Summary: How far into a book, by whatever unit you wish to stake that measurement, must you read before you can decide the quality of good or bad? Do negative reviews take longer, or shorter, times than positive ones? We we talking in terms of sentences, paragraphs, pages, chapters, or section? One reviewer took one word on page 6. How about you?
BLOT: (13 May 2011 - 11:22:35 PM)
By the sixth page he was brought short with the number four. Or, how far do you read a book to know it is good?
I'll be truthful, Chris Adrian's The Children's Hospital is a book that can't help but seem purposefully quirky. After a flood wipes out the world, a children's hospital floats to the top and tries to go about being as normal as it can. I don't know, you know, if it descends into direct and unrelenting Noah's Ark allegory, or if they meet other floating buildings. Or if they find floating children and try and save them all. All I got is a short blurb. AND, I have J. Landsman's review of The Children's Hospital on Amazon. It's a one-star. There are 12 of those, second in number only to the five-star reviews, which has 22, and almost more than the other—two-, three-, and four-star—reviews combined. This, I think, tells you what you really need to know about the book. Any book with hundreds of a five-star reviews is a bad book. Well, that's not a good mnemonic. No, not true. How about...five-star reviews are cheap [that's better] while actual discourse through competing reviews is invaluable to reader advisory sorts.
Landsman's review, though, is not about the book. By his own admission, it is about the first six pages of the book. Not even about all of those pages. In fact, he chalks up his entire one-star review to a single line, and—in particlar—one word in that line. That word is emphasized below (emphasis mine, and the quotes demarcate the words from the original novel from the review's words (sans quotes)):
On page 6 Adrian describes an encounter between the main character and a bird that's been blown against a window. "Its beady eye caught and held hers, and it opened and closed its mouth four times...."
Landsman goes on to justify his attack on that one word, "four", by saying:
It may seem like the smallest of things in a 600+ page book, but it's a such a perfect example of really bad literary over-writing, I knew instantly I couldn't read this book. Because who's counting how many times the bird opened and closed its mouth? The character? I doubt it—not if she's startled the way she's alleged to be. The author? You bet. Why? Because that's how he thinks you give something reality and significance. Isn't that what someone told him in a workshop or MFA program? Use the small, telling, unexpected detail? But what's meaningful or real about four times? Would three times be less meaningful? How about five times?
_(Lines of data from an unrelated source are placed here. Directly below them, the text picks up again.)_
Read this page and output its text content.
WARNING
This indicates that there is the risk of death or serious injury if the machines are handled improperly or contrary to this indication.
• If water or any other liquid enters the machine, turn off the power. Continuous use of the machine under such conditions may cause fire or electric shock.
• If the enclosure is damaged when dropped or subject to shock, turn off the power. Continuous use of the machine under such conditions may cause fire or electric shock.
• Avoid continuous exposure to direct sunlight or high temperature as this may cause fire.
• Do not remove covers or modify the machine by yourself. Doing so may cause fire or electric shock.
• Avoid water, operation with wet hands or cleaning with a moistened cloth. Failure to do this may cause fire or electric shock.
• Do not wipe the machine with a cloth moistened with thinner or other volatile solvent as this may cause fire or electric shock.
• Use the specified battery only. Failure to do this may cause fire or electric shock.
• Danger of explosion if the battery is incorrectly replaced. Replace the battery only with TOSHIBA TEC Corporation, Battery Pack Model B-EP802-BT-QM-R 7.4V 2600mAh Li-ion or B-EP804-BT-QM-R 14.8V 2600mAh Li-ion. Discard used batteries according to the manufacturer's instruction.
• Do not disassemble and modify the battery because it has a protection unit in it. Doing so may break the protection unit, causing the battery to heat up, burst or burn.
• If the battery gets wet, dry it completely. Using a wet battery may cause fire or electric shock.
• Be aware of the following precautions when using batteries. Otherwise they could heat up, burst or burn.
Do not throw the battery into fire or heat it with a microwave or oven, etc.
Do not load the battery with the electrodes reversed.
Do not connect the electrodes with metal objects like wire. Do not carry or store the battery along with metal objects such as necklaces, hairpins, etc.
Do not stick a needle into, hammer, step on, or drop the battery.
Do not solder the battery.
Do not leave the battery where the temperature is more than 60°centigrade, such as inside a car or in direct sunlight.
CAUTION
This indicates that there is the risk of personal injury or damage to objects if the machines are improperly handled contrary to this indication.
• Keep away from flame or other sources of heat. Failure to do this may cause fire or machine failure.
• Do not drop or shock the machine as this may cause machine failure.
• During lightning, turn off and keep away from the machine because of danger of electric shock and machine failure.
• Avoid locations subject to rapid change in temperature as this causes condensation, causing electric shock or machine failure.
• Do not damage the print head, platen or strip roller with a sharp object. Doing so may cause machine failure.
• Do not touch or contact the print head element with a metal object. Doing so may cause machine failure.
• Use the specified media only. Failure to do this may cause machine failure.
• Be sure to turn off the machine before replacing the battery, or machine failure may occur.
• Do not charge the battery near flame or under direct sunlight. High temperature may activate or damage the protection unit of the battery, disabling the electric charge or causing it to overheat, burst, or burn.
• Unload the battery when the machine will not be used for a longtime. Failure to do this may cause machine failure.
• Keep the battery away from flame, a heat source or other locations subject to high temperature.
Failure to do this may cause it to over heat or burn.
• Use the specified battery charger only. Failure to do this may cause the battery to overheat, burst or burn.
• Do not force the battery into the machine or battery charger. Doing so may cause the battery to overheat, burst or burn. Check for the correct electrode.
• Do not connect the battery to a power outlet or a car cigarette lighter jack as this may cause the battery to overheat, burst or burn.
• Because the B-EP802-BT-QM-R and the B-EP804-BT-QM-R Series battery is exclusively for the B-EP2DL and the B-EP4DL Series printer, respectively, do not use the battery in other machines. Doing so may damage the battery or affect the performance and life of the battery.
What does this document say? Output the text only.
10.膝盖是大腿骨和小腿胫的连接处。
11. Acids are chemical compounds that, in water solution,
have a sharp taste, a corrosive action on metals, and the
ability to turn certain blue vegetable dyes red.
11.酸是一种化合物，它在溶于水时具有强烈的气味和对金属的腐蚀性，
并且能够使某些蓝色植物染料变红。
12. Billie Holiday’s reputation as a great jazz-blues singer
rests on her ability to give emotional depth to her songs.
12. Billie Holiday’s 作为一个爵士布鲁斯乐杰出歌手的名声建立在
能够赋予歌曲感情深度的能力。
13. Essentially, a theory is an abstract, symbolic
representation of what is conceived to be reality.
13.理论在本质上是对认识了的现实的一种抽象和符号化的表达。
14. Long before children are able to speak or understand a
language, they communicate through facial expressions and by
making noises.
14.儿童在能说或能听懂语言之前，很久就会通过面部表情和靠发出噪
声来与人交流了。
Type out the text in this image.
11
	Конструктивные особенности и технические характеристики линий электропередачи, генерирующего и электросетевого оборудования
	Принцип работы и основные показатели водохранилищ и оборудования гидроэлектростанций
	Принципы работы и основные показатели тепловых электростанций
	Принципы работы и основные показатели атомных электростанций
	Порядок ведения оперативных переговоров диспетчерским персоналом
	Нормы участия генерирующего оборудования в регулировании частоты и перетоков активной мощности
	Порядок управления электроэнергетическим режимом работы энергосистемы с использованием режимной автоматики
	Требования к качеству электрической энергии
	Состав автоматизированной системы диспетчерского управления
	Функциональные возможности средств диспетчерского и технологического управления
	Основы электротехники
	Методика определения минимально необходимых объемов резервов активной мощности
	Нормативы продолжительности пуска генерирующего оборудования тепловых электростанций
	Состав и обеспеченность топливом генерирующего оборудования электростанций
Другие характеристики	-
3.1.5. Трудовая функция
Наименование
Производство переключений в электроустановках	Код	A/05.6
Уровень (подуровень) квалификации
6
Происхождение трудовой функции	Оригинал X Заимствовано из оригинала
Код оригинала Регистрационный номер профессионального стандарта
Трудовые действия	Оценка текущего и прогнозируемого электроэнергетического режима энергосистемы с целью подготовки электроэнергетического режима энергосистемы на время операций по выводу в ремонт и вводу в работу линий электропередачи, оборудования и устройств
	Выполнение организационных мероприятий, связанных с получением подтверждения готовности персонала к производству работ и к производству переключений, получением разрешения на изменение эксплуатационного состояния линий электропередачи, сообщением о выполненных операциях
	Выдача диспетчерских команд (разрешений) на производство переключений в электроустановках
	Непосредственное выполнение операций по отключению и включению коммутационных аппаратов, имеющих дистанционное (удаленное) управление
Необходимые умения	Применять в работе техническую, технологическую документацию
What about five times indeed? I mean, why are there...you know, books set in late November when early December is just the same? Or books where characters like the color blue when they could have liked indigo? Why distinguish between anything?
Landsman sets a slippery slope to explain his knee-jerk dislike of the book due to single use of "four"—that by choosing one fact over potential others so that a detail is used to anchor the reader, the writer is overwriting, and therefore we should ignore the other qualities of the book because though the remaining 596 pages might have worthy passages, surely they are "random and accidental" [just in case you missed it: if the author puts in one bad phrase, then the author cannot choose between good and bad and therefore all good phrases must be accidents while all bad phrases are...I guess purposeful overwriting]. So he closed the book, and I can't say I'm surprised because (to ape his own admittance), he seemed kind of prejudiced against it start with. That's not what he says, but I'll assume that's what he means.
Enough about him, let's talk about you. What if you are reading a book, a 615 page book, and you want to say, "I should not read this": how many pages do you need to give that book before you are sure you made the right choice? How much time to be sure? How many words? How deep into the concept? What would it take to say, "The rest is beneath me and I am sure?" Which, to be sure, you never can be.
Some of the best books I have ever read, such as Jonathan Strange and Mr. Norrell, have been almost interminably slow at the start-up. Neal Stephenson loves to write books that you could bail out at about the half-way mark and be sure it was going nowhere, only to find through hearsay that by the end it was some big epic something. Other books start with a strong punch, but find that those first few sentences that shoved their way into the author's mind were the brightest born. Gods in Alabama, with its wondrous first sentence—"THERE ARE GODS in Alabama: Jack Daniel's, high school quarterbacks, trucks, big tits, and also Jesus."—would have had a hard struggle to keep the momentum going [ultimately, it doesn't]. It is a rare book that starts and ends with the same grasp of itself and has been truly worthwhile all throughout. Something like William Gibson's, "The sky above the port was the color of television, tuned to a dead channel." By the end of Neuromancer, the gritty poetry is still intact.
So...I am going to say I am not sure. I couldn't tell you my definite point. Sometimes I know. Sometimes I choose to ignore the warning, other times I bail out after a chapter or two. I do not think I have any one system, but I know there has to be someone out there who does. And what system might that be?